Я знал по материалам дела: на кордоне было два ружья. Одно принадлежало заповеднику, а второе, шестнадцатого калибра, Зеленину и Гаевской подарил Наиль Булатович Мамаев — оформлено ружье было на Гаевскую. А третье ружье, вертикалку двадцать восьмого калибра, по словам Зеленина, он нашел в верховьях Ниолса.

— Игорь Борисович, разве можно в тайге найти такое ружье?

— В тайге можно найти все что угодно. В верховьях Колвы было обнаружено несколько артиллерийских батарей — белые бросили во время отступления. Но тут, скорее всего, другое. Скорее всего, инспектор конфисковал ружье у браконьера, которого задержал на территории заповедника. Протокол составил, а потом сунул бумагу в печку. Ну а ружье почистил, смазал, завернул в полиэтилен, тряпки и спрятал под поваленной березой.

— Вы лично знали этого казаха? — спросил я бывшего геолога, проработавшего двадцать лет начальником геологосъемочной партии на нынешней заповедной территории.

— Казаха знал, — ответил Попов, — но если б не гражданская война, никогда, может, и не узнал бы, что в СССР были турки-месхетинцы. Вообще не знал бы, что такие существуют. Российскую этнографию и географию изучал по телерепортажам из «горячих точек». Всю свою сознательную жизнь я провел на Вишере, великой русской реке.

— Да, — кивнул я, — а чум Бахтияровых тысячу лет стоял на склоне Ольховочного Камня, и никто из вогулов не знал, где Европа, где Азия. За хребтом или за Великими озерами. На самой границе жили. Тысячу или две тысячи лет. Или три.

— Вы знаете, Вая и Велс праздновали убийство Идрисова. Два дня гуляли…

Попов замер с полуоткрытым ртом, будто ожидая моей реакции.

— А что делать поселковым, если ни рыбачить, ни охотиться не пускают, — вполне здраво продолжил он, — дети голодные. Да и мы не слишком сытые.

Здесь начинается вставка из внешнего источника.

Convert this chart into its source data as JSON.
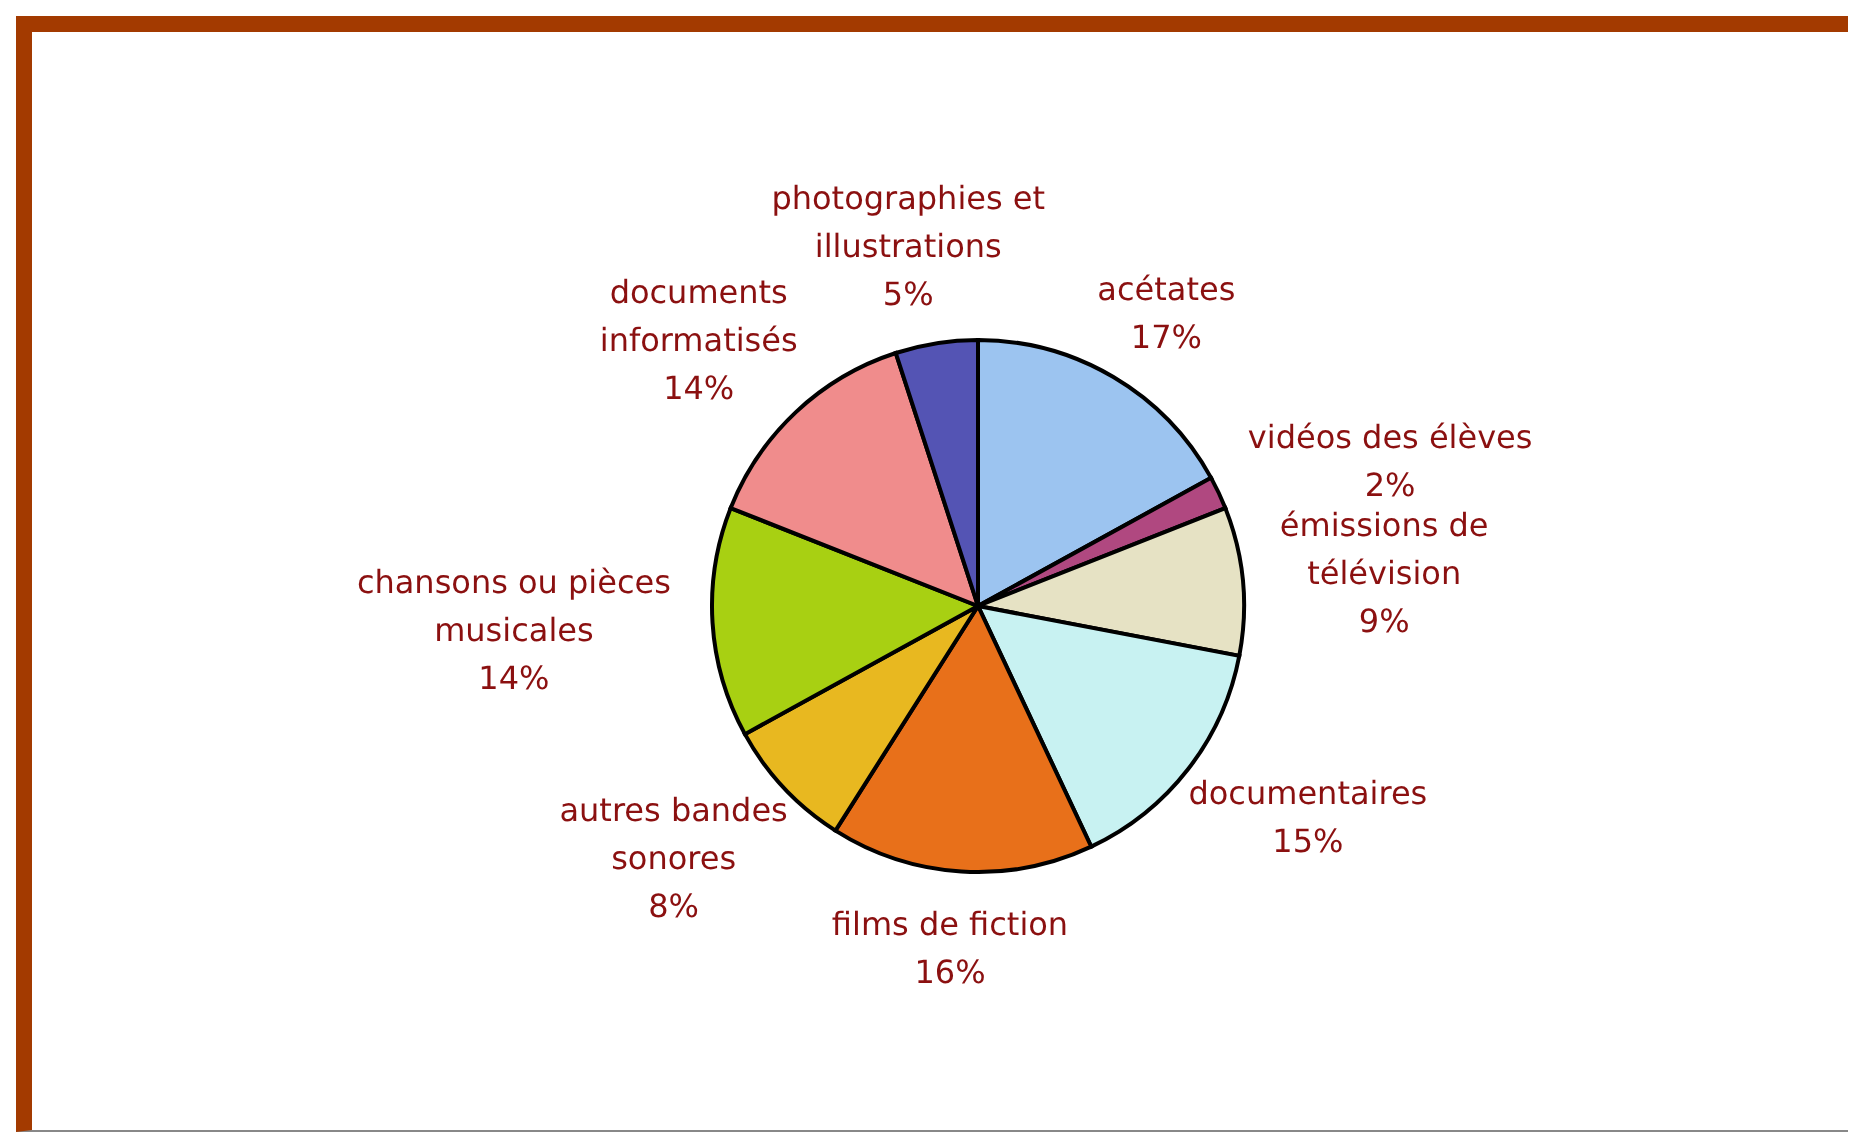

Я невольно опустил взгляд, который прошел по полнеющей фигуре директора: дешевый светло-серый костюм совершеннолетнего возраста, армейская рубашка третьего года службы. Без галстука, конечно, потому что у человека есть вкус: кто носит галстук с таким костюмом? С таким костюмом вообще ничего не носят, а у Попова еще куртка есть. И ботинки тоже. Я посмотрел на ботинки: грубая кожа, искореженная временем, металлические заклепки. Из производственной серии «спецодежда». Раньше такие носили подростки, учащиеся ремесленных училищ. Раньше — кажется, после Второй мировой войны. Хорошо, если он не заметил моего взгляда. Невольно получилось.

— Да Ваю и Велс бросила советская власть — или какая она сейчас.

Раздался стук в дверь. Светлана Гаевская появилась в квартире будто в туристской палатке — так пригнулась, разглядывая сидящих за столом. Светлане я успел позвонить тоже. Высокая, худощавая, с раскосыми глазами, точнее, удлиненными к вискам. А может, мне так показалось. Сухая кожа, острый нос, порывистые движения. Впрочем, у каждого мужчины свое восприятие женщины. Вполне возможно, если бы я встретил Джульетту, чувство Ромео вызвало бы у меня недоумение. У меня — или у вас, да… Внешность Гаевской не в моем вкусе и неотделима от ее человеческой самобытности.

— Так вы кто и откуда? — нежно взяла она меня за горло.

— Корреспондент газеты «Пармские новости», — представился я вторично, предчувствуя проблемы.